Take the fight. There is a lot to combat
There are shots, which I can happily report that feels more satisfying than many RPGs (largely because it’s first-person). But there is also a hacking element, where it will override the surrounding technology, like cameras, speakers, or some weapons, to distract, confuse, and kill opponents. Additionally, there is a separate stealth element. You can tag enemies to see them through walls, sneak around, incapacitate them, and dispose of them in nearby refrigerators or dumpsters. AND There is also a complete system for close combat, which includes weapons like katanas.
Oh, and all of these combat items have their own skill trees (Corps, Intelligence, Reflex, Technical Ability, and my favorite, Great, which focuses on stealth and critical strikes) where you’ll unlock upgrades through the acquisition of experience. And these skill trees, from what I saw, are vast.
Combat works like a beefed-up version of Batman: Arkham games, where you have a room full of opponents and the freedom to decide how, or if, you will stack the bodies. In Batman games, your choice is brute force or stealth. Cyberpunk adds the additional layers of hacking, plus separate shooting games and melee combat systems.

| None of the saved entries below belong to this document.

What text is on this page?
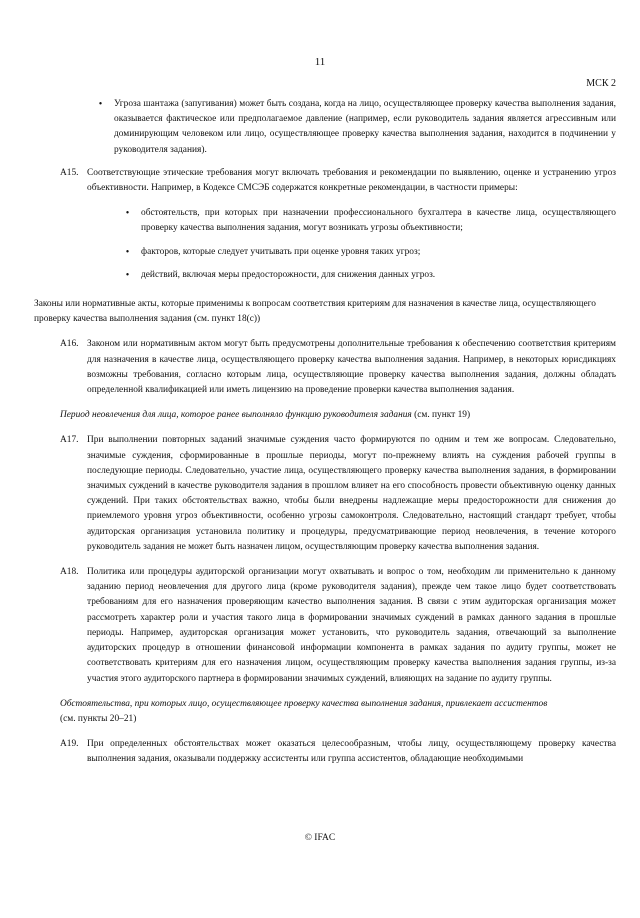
11
МСК 2
•	Угроза шантажа (запугивания) может быть создана, когда на лицо, осуществляющее проверку качества выполнения задания, оказывается фактическое или предполагаемое давление (например, если руководитель задания является агрессивным или доминирующим человеком или лицо, осуществляющее проверку качества выполнения задания, находится в подчинении у руководителя задания).
A15. Соответствующие этические требования могут включать требования и рекомендации по выявлению, оценке и устранению угроз объективности. Например, в Кодексе СМСЭБ содержатся конкретные рекомендации, в частности примеры:
•	обстоятельств, при которых при назначении профессионального бухгалтера в качестве лица, осуществляющего проверку качества выполнения задания, могут возникать угрозы объективности;
•	факторов, которые следует учитывать при оценке уровня таких угроз;
•	действий, включая меры предосторожности, для снижения данных угроз.
Законы или нормативные акты, которые применимы к вопросам соответствия критериям для назначения в качестве лица, осуществляющего проверку качества выполнения задания (см. пункт 18(c))
A16. Законом или нормативным актом могут быть предусмотрены дополнительные требования к обеспечению соответствия критериям для назначения в качестве лица, осуществляющего проверку качества выполнения задания. Например, в некоторых юрисдикциях возможны требования, согласно которым лица, осуществляющие проверку качества выполнения задания, должны обладать определенной квалификацией или иметь лицензию на проведение проверки качества выполнения задания.
Период неовлечения для лица, которое ранее выполняло функцию руководителя задания (см. пункт 19)
A17. При выполнении повторных заданий значимые суждения часто формируются по одним и тем же вопросам. Следовательно, значимые суждения, сформированные в прошлые периоды, могут по-прежнему влиять на суждения рабочей группы в последующие периоды. Следовательно, участие лица, осуществляющего проверку качества выполнения задания, в формировании значимых суждений в качестве руководителя задания в прошлом влияет на его способность провести объективную оценку данных суждений. При таких обстоятельствах важно, чтобы были внедрены надлежащие меры предосторожности для снижения до приемлемого уровня угроз объективности, особенно угрозы самоконтроля. Следовательно, настоящий стандарт требует, чтобы аудиторская организация установила политику и процедуры, предусматривающие период неовлечения, в течение которого руководитель задания не может быть назначен лицом, осуществляющим проверку качества выполнения задания.
A18. Политика или процедуры аудиторской организации могут охватывать и вопрос о том, необходим ли применительно к данному заданию период неовлечения для другого лица (кроме руководителя задания), прежде чем такое лицо будет соответствовать требованиям для его назначения проверяющим качество выполнения задания. В связи с этим аудиторская организация может рассмотреть характер роли и участия такого лица в формировании значимых суждений в рамках данного задания в прошлые периоды. Например, аудиторская организация может установить, что руководитель задания, отвечающий за выполнение аудиторских процедур в отношении финансовой информации компонента в рамках задания по аудиту группы, может не соответствовать критериям для его назначения лицом, осуществляющим проверку качества выполнения задания группы, из-за участия этого аудиторского партнера в формировании значимых суждений, влияющих на задание по аудиту группы.
Обстоятельства, при которых лицо, осуществляющее проверку качества выполнения задания, привлекает ассистентов
(см. пункты 20–21)
A19. При определенных обстоятельствах может оказаться целесообразным, чтобы лицу, осуществляющему проверку качества выполнения задания, оказывали поддержку ассистенты или группа ассистентов, обладающие необходимыми
© IFAC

Like The Witcher 3, how combat scenarios unfold also depends on the story decisions you make. I found out, after my session was over, that one of my actions meant that I completely avoided a boss fight and missed the rewards that would come with it. I also opted not to have a meeting with a member of Miltech, one of the three megacorporations. If I had that meeting, Miltech forces would have helped me during one of the key shootings in the prologue.
However, combat mechanic training was not the only tutorial in the prologue. He also introduced the braindance edition. Braindances are human memories that you or anyone else can re-experience through an earpiece. VR based on real memories, basically. It is the most popular form of entertainment in Night City, but you will use it to explore the braindance editing suite. It will analyze memories, with the ability to move forward, backward, pause, evaluate heat signals, sounds and more, to decipher various cases. It seems to add a sufficiently dystopian puzzle solving element to this epic.
After almost five hours, Cyberpunk 2077 remains a mystery to me. This is partly because the game is very complex. Both his game and myth are so rich in detail that the session I played was an information overload, but in a promising way.
Of the blockbuster games of 2020, I can safely guess that Cyberpunk 2077 will be the most ambitious. If V’s story is better than I think it will be and Night City is as fascinating as I hope it will be, Cyberpunk 2077 may also be the best.